The executive vice president and chief strategic officer for Prairie Meadows Racetrack and Casino in greater Des Moines, Iowa, has regional interest for the big game for the second straight year, with the favored Kansas City Chiefs involved. The Plains almost scored a Midwest double with the Green Bay Packers, too.
And yet…
“The Super Bowl is the biggest sporting event we have in this country. Not being able to make a showcase of it and do unique things with it (this year) is disappointing,” Rhines told Gaming Today. “But it fuels us for the future, and it’s wonderful to have regional ties with a team as good as the Chiefs, and what maybe offsets some of the in-person disappointments is that the general interest and fervor for this game is very, very high.”
Indeed, the name cache Tom Brady brings to the Tampa Bay Buccaneers has elevated Sunday’s clash into likely unprecedented betting territory on its own. Add in the expansion of sports wagering across nearly half of U.S. states, and the conclusion almost speaks for itself.
“Often it doesn’t matter who plays in the game, but if you do have two popular teams, it makes the game even bigger. I can just feel that this year will be a huge betting game for the overall masses,” DraftKings sportsbook director Johnny Avello said. “I almost know already this will be our biggest Super Bowl. Even with jurisdictions who were on board last year, we’ve seen more betting in those jurisdictions, along with the new states we’ve added.”
Iowa was a live betting market for last year’s Super Bowl between Kansas City and the San Francisco 49ers, so the hoopla isn’t new for folks in Rhines’ position.

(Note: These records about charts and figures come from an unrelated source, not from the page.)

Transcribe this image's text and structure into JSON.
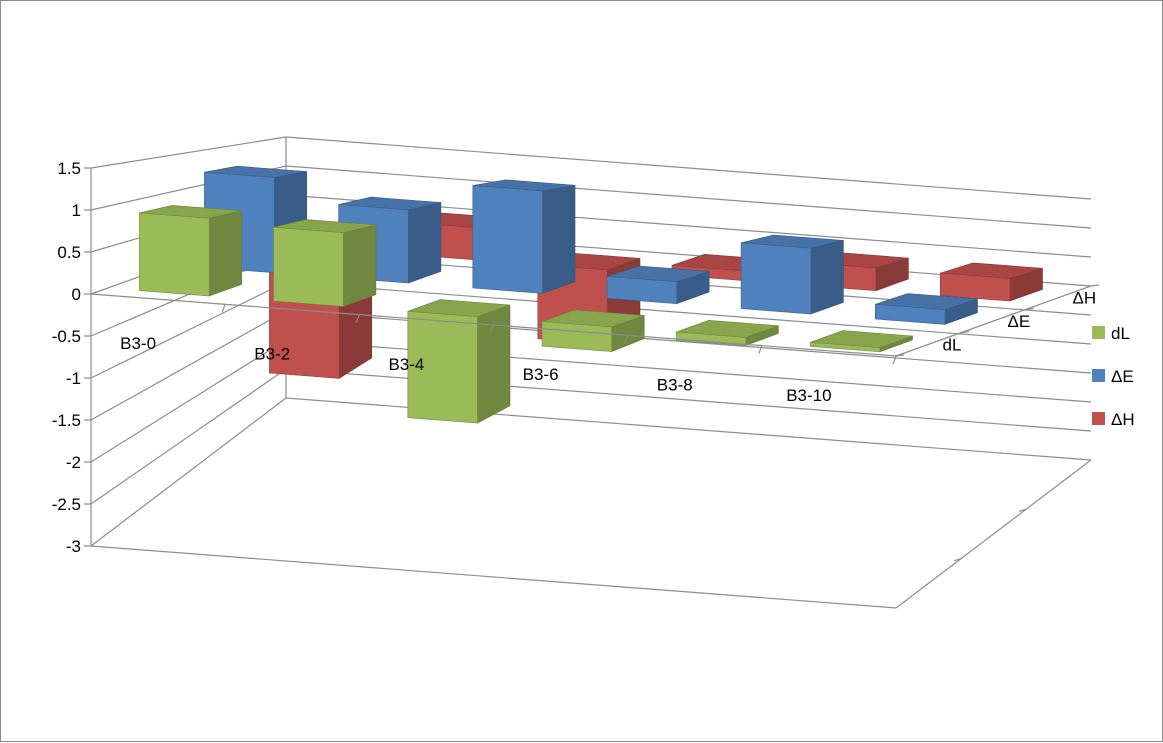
{
  "chart_data": {
    "type": "bar3d",
    "title": "",
    "categories": [
      "B3-0",
      "B3-2",
      "B3-4",
      "B3-6",
      "B3-8",
      "B3-10"
    ],
    "depth_categories": [
      "dL",
      "ΔE",
      "ΔH"
    ],
    "series": [
      {
        "name": "dL",
        "color": "#9bbb59",
        "values": [
          0.95,
          0.9,
          -1.3,
          -0.3,
          -0.1,
          -0.05
        ]
      },
      {
        "name": "ΔE",
        "color": "#4f81bd",
        "values": [
          1.3,
          1.0,
          1.4,
          0.3,
          0.9,
          0.2
        ]
      },
      {
        "name": "ΔH",
        "color": "#c0504d",
        "values": [
          -2.0,
          0.5,
          -1.15,
          0.15,
          0.35,
          0.35
        ]
      }
    ],
    "yticks": [
      "1.5",
      "1",
      "0.5",
      "0",
      "-0.5",
      "-1",
      "-1.5",
      "-2",
      "-2.5",
      "-3"
    ],
    "ylim": [
      -3,
      1.5
    ],
    "legend_position": "right",
    "grid": true
  }
}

But a national betting line sticking around a field goal in the Chiefs’ favor does open up the possibility for another net loss for Midwest books, which continue to see a heavy volume of wagers toward Kansas City.

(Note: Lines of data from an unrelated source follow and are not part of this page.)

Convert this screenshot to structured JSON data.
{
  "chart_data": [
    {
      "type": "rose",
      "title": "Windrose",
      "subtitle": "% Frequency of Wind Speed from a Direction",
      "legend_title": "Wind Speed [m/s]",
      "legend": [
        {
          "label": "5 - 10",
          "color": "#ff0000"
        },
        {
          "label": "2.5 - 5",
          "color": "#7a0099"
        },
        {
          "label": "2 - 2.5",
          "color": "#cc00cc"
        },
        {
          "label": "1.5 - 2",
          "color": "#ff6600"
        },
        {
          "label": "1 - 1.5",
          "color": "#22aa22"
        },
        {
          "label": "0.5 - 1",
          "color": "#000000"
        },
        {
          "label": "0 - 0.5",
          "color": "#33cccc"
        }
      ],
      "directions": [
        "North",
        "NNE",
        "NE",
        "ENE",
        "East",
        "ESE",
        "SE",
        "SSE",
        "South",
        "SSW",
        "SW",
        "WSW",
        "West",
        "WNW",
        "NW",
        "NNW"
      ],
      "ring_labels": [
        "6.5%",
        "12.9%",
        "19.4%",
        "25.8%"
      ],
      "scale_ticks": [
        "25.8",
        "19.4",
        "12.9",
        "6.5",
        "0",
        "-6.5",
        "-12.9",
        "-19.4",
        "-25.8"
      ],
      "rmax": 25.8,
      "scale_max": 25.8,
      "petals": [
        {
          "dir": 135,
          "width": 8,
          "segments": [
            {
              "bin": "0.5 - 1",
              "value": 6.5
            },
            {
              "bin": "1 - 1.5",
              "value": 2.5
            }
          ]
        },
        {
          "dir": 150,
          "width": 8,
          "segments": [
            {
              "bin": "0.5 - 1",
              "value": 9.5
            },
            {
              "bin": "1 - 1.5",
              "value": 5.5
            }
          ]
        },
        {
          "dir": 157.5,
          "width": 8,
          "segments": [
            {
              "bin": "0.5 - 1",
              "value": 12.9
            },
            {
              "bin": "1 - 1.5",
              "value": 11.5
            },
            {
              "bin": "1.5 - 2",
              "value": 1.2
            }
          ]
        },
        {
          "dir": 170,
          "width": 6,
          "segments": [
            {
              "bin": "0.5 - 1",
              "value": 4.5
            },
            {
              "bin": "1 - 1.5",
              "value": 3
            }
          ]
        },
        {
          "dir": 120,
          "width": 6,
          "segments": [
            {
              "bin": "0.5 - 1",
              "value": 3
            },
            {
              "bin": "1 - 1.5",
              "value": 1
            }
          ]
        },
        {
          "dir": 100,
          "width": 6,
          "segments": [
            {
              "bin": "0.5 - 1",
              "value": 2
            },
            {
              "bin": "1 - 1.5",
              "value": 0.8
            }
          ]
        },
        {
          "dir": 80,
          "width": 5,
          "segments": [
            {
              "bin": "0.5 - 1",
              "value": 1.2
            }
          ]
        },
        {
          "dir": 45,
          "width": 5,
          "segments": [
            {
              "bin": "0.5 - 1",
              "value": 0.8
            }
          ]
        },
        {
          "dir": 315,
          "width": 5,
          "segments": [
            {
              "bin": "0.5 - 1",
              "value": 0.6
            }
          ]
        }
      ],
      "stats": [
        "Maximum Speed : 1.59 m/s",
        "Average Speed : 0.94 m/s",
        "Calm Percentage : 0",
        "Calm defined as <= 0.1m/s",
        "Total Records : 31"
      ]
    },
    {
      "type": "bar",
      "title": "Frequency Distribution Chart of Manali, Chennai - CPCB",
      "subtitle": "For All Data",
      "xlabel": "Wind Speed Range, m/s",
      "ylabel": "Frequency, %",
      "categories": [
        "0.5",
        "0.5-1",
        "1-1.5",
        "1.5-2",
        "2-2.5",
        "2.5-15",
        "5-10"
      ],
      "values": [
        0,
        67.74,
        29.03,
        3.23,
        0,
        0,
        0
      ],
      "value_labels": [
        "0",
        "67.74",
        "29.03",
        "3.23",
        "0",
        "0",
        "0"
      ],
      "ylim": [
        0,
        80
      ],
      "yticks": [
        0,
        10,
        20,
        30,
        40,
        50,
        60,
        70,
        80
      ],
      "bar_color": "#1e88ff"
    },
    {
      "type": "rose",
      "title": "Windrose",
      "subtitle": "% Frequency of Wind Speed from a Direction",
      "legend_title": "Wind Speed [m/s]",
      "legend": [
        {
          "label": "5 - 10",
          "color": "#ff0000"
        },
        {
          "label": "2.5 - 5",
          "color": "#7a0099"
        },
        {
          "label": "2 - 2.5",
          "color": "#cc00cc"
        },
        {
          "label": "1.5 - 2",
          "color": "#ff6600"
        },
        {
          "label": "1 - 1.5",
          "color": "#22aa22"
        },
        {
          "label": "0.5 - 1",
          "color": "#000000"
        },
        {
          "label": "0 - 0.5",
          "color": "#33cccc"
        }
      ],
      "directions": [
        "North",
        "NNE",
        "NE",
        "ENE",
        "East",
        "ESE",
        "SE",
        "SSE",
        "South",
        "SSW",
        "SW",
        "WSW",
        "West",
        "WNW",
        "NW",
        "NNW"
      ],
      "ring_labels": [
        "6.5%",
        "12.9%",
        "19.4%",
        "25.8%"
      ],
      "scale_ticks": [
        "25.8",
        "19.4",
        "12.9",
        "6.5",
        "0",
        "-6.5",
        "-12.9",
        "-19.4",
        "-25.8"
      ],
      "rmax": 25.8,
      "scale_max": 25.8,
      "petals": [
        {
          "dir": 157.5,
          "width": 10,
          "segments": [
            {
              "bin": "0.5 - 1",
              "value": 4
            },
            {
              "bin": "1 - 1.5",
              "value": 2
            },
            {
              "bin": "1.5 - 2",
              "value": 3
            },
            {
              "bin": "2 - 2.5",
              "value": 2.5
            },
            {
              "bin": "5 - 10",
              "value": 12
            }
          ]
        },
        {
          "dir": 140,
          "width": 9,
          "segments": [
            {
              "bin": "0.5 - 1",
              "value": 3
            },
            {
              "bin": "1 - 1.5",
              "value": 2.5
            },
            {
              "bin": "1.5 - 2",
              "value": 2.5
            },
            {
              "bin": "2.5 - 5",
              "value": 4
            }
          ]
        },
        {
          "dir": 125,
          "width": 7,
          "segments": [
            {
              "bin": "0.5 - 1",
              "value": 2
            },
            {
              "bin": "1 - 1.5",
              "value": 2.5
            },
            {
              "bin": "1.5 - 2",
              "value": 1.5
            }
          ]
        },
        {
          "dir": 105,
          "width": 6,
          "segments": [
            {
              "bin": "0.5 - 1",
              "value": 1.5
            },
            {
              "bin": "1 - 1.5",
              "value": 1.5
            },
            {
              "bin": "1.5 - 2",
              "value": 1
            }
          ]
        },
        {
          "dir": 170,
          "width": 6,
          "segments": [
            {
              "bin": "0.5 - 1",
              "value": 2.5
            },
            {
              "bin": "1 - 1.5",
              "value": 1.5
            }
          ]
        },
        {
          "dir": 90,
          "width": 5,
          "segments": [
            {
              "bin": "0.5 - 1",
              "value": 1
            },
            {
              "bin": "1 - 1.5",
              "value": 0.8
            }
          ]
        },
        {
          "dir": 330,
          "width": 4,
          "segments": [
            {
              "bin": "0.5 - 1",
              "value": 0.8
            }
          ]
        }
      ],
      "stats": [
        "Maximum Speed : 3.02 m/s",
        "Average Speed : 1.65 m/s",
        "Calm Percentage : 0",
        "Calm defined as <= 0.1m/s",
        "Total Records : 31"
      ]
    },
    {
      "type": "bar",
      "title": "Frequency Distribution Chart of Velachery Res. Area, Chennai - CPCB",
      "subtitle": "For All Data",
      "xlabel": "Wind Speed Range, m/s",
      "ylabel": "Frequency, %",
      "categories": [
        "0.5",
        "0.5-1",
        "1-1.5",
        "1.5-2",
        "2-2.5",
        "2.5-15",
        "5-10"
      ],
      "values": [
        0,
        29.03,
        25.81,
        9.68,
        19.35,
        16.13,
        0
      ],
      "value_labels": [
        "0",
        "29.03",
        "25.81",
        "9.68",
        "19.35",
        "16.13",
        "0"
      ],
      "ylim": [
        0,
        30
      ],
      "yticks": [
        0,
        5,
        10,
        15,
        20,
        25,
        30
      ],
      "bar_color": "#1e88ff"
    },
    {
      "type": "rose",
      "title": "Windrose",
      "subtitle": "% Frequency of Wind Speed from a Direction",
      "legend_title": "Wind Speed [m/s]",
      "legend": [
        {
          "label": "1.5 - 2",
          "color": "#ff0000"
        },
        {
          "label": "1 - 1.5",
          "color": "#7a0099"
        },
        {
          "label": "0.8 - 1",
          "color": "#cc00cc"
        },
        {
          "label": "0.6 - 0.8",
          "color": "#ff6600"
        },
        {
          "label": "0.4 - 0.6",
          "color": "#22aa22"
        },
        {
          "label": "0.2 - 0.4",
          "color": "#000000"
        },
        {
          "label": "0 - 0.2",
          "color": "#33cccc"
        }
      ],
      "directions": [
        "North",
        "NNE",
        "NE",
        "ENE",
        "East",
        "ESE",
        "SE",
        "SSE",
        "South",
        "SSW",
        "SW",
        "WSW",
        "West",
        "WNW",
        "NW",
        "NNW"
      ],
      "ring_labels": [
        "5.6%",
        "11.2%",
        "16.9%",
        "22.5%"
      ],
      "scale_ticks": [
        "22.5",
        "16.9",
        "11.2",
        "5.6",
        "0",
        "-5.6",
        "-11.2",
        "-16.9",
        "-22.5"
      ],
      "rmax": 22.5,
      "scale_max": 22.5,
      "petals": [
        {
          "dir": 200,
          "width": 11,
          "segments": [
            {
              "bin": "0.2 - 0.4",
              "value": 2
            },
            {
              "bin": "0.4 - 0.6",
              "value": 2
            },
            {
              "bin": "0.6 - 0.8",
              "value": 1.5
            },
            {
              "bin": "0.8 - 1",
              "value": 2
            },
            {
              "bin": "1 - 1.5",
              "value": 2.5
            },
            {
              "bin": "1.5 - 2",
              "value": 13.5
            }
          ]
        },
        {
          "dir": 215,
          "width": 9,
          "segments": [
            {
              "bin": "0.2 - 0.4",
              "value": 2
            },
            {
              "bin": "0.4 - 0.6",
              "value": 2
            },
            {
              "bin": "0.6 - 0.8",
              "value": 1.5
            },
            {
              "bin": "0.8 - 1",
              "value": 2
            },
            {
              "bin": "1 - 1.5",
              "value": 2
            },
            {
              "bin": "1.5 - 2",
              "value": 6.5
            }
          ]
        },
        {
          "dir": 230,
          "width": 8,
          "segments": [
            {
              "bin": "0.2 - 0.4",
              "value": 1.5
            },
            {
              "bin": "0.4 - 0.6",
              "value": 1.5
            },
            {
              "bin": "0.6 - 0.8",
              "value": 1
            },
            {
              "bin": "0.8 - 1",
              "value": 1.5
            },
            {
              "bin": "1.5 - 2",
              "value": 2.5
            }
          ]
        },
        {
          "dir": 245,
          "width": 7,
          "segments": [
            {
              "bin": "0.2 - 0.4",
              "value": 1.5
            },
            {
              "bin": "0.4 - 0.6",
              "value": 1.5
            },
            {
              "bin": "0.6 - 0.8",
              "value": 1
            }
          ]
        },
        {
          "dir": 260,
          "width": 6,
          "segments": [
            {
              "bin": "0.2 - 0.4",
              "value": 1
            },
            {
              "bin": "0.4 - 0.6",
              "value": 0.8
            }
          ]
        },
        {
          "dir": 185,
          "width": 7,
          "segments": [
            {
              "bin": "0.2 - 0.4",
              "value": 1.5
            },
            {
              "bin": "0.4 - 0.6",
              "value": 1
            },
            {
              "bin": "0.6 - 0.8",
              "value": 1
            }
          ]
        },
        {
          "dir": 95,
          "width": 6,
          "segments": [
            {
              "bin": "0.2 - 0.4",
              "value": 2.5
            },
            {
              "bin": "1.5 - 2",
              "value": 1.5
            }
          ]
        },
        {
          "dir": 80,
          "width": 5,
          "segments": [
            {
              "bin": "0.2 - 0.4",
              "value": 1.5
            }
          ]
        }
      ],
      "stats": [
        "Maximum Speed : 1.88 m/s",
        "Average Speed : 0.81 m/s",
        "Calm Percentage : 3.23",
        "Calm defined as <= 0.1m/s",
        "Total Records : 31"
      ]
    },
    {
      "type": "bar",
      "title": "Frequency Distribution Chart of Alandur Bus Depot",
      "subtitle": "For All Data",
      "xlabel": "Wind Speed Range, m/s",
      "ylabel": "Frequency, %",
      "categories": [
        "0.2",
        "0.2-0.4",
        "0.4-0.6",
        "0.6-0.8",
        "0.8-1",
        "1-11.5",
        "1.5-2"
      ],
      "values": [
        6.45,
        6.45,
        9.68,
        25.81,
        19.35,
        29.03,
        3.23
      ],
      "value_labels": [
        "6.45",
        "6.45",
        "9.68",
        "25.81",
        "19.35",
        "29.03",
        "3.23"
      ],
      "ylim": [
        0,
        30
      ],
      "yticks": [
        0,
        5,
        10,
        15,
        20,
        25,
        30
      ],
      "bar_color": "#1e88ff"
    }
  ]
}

The game’s result — a 31-20 Chiefs victory that easily covered enhanced spread lines — was a large contributor to why February 2020 has been the lowest-revenue month statewide for books since Iowa went live in August 2019. (April, May, and June of 2020 were excluded from this comparison because of the virtual shutdown of North American sports during the first throes of the pandemic.)

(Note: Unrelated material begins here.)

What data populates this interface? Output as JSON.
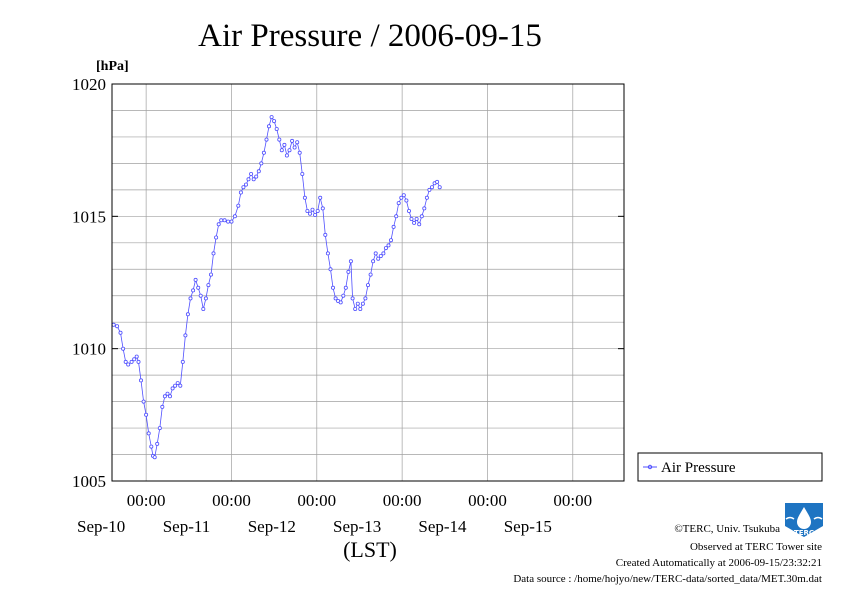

Add in the lack of public hoopla available for casinos such as Prairie Meadows in social distancing conditions, and it’s just another bad hand to be dealt with until normalcy can return. The game will be on and the sportsbook will serve its normal amount of reduced-capacity customers, but there won’t be a public blowout for the book to handle.
To that end, the casino is planning indoor and outdoor celebration models for the coming NCAA Tournament in March but will release those based on what vaccine progress will allow at the time.
“We’re prepared, and we’re excited,” Rhines said. “We’re cautiously optimistic that something (more special) can happen.”